The Eagles selection of Utah State cornerback Curtis Marsh only further lays out the blue print for a free agent signing, as there is little chance Marsh makes an impact this season. He’s a project the Eagles want to work on.

The Eagles added two playmakers in the 4th and 5th rounds when they drafted linebacker Casey Matthews and running back Dion Lewis. Matthews has great instincts, which is something that could not be said for the rest of the Eagles linebackers. In his 4 seasons at Oregon, Matthews had more sacks, tackles and interceptions than his brother Clay did during his time at USC.

Dion Lewis is a speed back that gets in and out of his cuts quickly, and will benefit from having his old teammate LeSean McCoy being around. He is a player that if the Eagles can get into open space, which they do better then almost any team in the league, he will be a lot of trouble for defenses. Andy Reid must drool when thinking about the speed the Eagles will have in the backfield in a double back set with Vick at quarterback.

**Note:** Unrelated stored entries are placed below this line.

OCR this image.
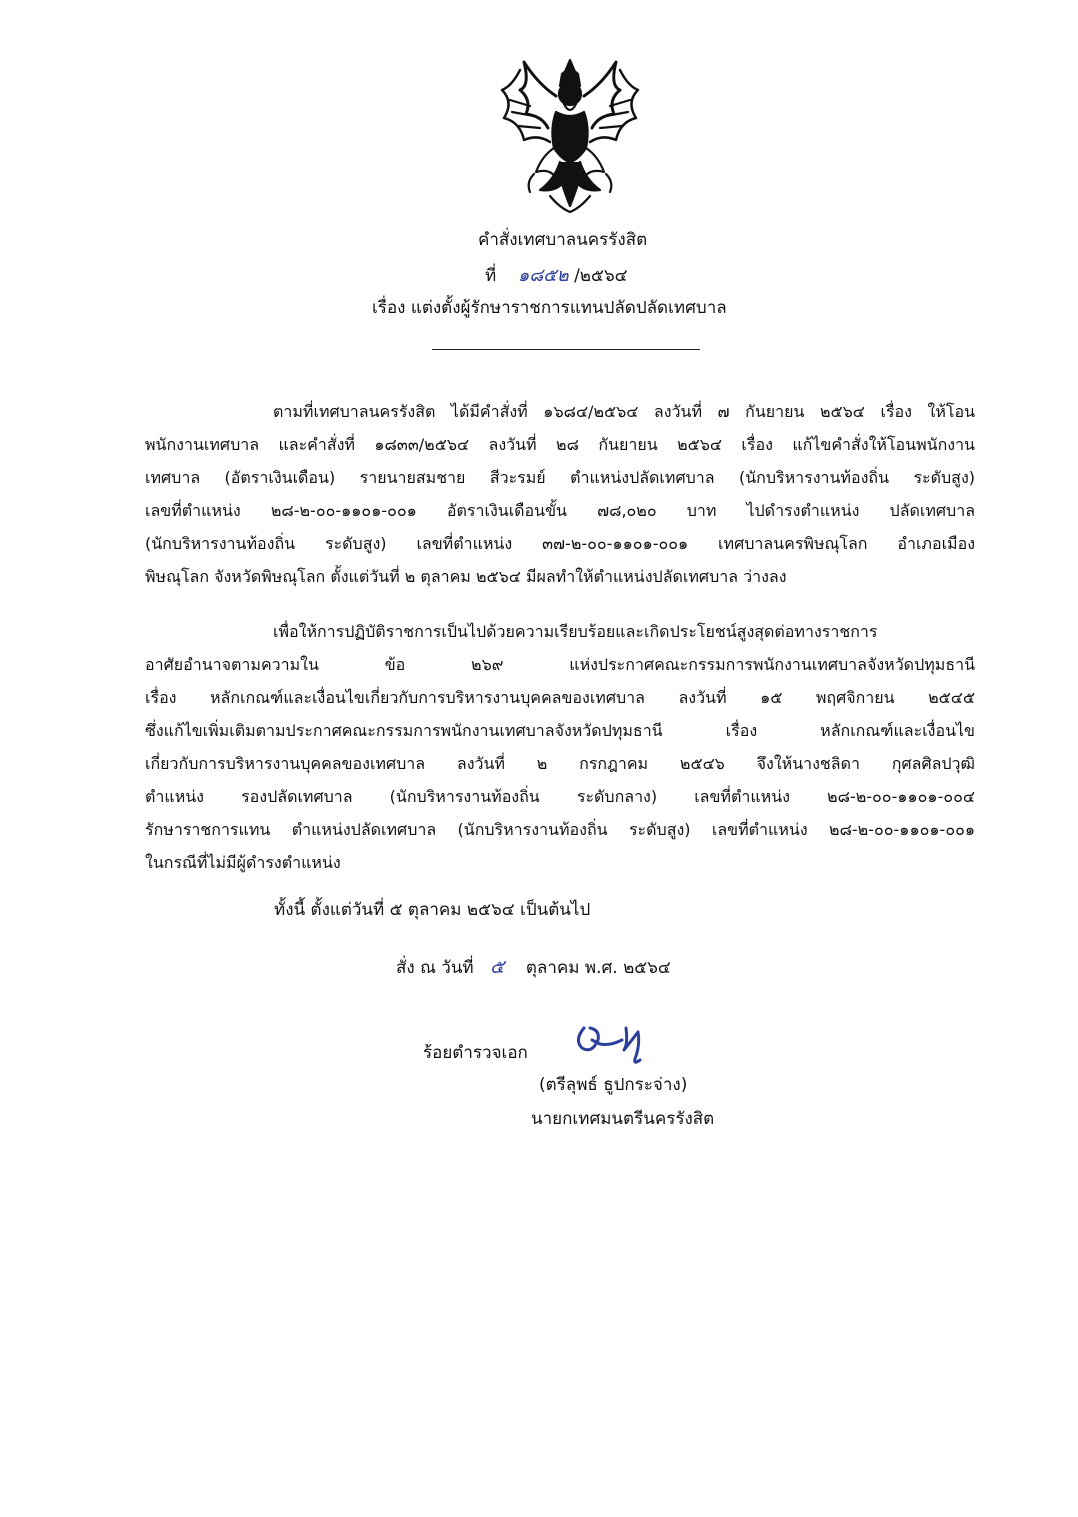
คำสั่งเทศบาลนครรังสิต
ที่ ๑๘๕๒ /๒๕๖๔
เรื่อง แต่งตั้งผู้รักษาราชการแทนปลัดปลัดเทศบาล
ตามที่เทศบาลนครรังสิต ได้มีคำสั่งที่ ๑๖๘๔/๒๕๖๔ ลงวันที่ ๗ กันยายน ๒๕๖๔ เรื่อง ให้โอน
พนักงานเทศบาล และคำสั่งที่ ๑๘๓๓/๒๕๖๔ ลงวันที่ ๒๘ กันยายน ๒๕๖๔ เรื่อง แก้ไขคำสั่งให้โอนพนักงาน
เทศบาล (อัตราเงินเดือน) รายนายสมชาย สีวะรมย์ ตำแหน่งปลัดเทศบาล (นักบริหารงานท้องถิ่น ระดับสูง)
เลขที่ตำแหน่ง ๒๘-๒-๐๐-๑๑๐๑-๐๐๑ อัตราเงินเดือนขั้น ๗๘,๐๒๐ บาท ไปดำรงตำแหน่ง ปลัดเทศบาล
(นักบริหารงานท้องถิ่น ระดับสูง) เลขที่ตำแหน่ง ๓๗-๒-๐๐-๑๑๐๑-๐๐๑ เทศบาลนครพิษณุโลก อำเภอเมือง
พิษณุโลก จังหวัดพิษณุโลก ตั้งแต่วันที่ ๒ ตุลาคม ๒๕๖๔ มีผลทำให้ตำแหน่งปลัดเทศบาล ว่างลง
เพื่อให้การปฏิบัติราชการเป็นไปด้วยความเรียบร้อยและเกิดประโยชน์สูงสุดต่อทางราชการ
อาศัยอำนาจตามความใน ข้อ ๒๖๙ แห่งประกาศคณะกรรมการพนักงานเทศบาลจังหวัดปทุมธานี
เรื่อง หลักเกณฑ์และเงื่อนไขเกี่ยวกับการบริหารงานบุคคลของเทศบาล ลงวันที่ ๑๕ พฤศจิกายน ๒๕๔๕
ซึ่งแก้ไขเพิ่มเติมตามประกาศคณะกรรมการพนักงานเทศบาลจังหวัดปทุมธานี เรื่อง หลักเกณฑ์และเงื่อนไข
เกี่ยวกับการบริหารงานบุคคลของเทศบาล ลงวันที่ ๒ กรกฎาคม ๒๕๔๖ จึงให้นางชลิดา กุศลศิลปวุฒิ
ตำแหน่ง รองปลัดเทศบาล (นักบริหารงานท้องถิ่น ระดับกลาง) เลขที่ตำแหน่ง ๒๘-๒-๐๐-๑๑๐๑-๐๐๔
รักษาราชการแทน ตำแหน่งปลัดเทศบาล (นักบริหารงานท้องถิ่น ระดับสูง) เลขที่ตำแหน่ง ๒๘-๒-๐๐-๑๑๐๑-๐๐๑
ในกรณีที่ไม่มีผู้ดำรงตำแหน่ง
ทั้งนี้ ตั้งแต่วันที่ ๕ ตุลาคม ๒๕๖๔ เป็นต้นไป
สั่ง ณ วันที่ ๕ ตุลาคม พ.ศ. ๒๕๖๔
ร้อยตำรวจเอก
(ตรีลุพธ์ ธูปกระจ่าง)
นายกเทศมนตรีนครรังสิต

Like many drafts, the real letter grade on it with only a few days lapsed afterward is “I” for “Incomplete”. No one knows what will happen with the players who the Eagles selected, and what their impact will be. But on paper, the one thing all the players have in common which were taken by the Eagles is consistency. Watkins, Matthews and Jarett all started for 4 seasons in college. They were proven players at the college level, who are just as capable of making the jump to the NFL as any other players taken.

There’s no question this Eagles team still has holes, but no combination of draft picks would have fixed all of them. The Eagles still have free agency to complete their off season, but I think they got off to a good start, this past weekend by adding consistent, solid, playmakers to their roster.